Bodenfeuchte Nordrhein-Westfalen: 14,5 Millimeter Regen in 7 Tagen — moderate Trockenheit im Westen

Der Boden bis in eine Tiefe von 1,80 Meter zeigt in Nordrhein-Westfalen ein gemischtes Bild. Die aktuelle Dürrekarte des Helmholtz-Zentrums für Umweltforschung zeigt, dass etwa 55 Prozent unserer Landesfläche von moderater bis schwerer Dürre betroffen sind. Der Norden und Osten mit hellgelben bis orangefarbenen Bereichen sind deutlich weniger trocken. Rote Flecken dominieren im Bergland und in der Mitte des Landes, während der äußerste Norden blaugrün gefärbt ist und normale Feuchtigkeitsverhältnisse anzeigt.

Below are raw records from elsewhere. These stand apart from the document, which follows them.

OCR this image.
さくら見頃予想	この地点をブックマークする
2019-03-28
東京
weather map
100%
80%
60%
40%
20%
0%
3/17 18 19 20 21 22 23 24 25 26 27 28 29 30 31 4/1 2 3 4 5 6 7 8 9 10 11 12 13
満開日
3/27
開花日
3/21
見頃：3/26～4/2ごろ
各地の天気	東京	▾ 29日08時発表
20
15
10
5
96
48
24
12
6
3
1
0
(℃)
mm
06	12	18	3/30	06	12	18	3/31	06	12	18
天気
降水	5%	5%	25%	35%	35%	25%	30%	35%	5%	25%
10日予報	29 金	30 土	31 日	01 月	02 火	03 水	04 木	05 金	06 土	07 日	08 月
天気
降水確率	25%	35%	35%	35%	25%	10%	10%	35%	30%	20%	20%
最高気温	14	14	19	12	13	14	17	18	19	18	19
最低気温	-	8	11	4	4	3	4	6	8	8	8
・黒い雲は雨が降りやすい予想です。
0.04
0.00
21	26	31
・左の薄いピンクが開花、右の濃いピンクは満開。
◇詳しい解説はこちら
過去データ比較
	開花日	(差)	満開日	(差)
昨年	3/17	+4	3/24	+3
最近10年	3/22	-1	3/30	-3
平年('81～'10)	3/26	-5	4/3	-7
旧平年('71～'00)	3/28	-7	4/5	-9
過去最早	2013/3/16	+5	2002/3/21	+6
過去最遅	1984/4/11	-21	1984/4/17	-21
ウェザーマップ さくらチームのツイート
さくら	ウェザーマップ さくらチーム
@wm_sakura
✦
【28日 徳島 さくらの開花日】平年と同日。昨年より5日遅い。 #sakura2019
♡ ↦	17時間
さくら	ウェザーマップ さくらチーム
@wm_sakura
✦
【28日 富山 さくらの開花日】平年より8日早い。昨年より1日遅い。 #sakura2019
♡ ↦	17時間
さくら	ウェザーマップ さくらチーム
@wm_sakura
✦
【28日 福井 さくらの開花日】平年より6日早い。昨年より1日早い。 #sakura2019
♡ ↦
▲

Aktuelle Dürrekarte Nordrhein-Westfalen (Quelle: Helmholtz-Zentrum für Umweltforschung)
Aktuelle Dürrekarte Nordrhein-Westfalen (Quelle: Helmholtz-Zentrum für Umweltforschung)

Süd- und Mittelgebirge unter Druck

Dunkelrote Bereiche, die extreme Dürre kennzeichnen, konzentrieren sich auf das Sauerland und Teile der Eifel. Das Rheinland und südwestliche Bereiche zeigen überwiegend rote Färbung (schwere Dürre), während die Küstenregion und der Norden deutlich bessere Bedingungen aufweisen. Im Münsterland und östlichen Beckenland wechseln sich orange- und rötliche Pixel ab.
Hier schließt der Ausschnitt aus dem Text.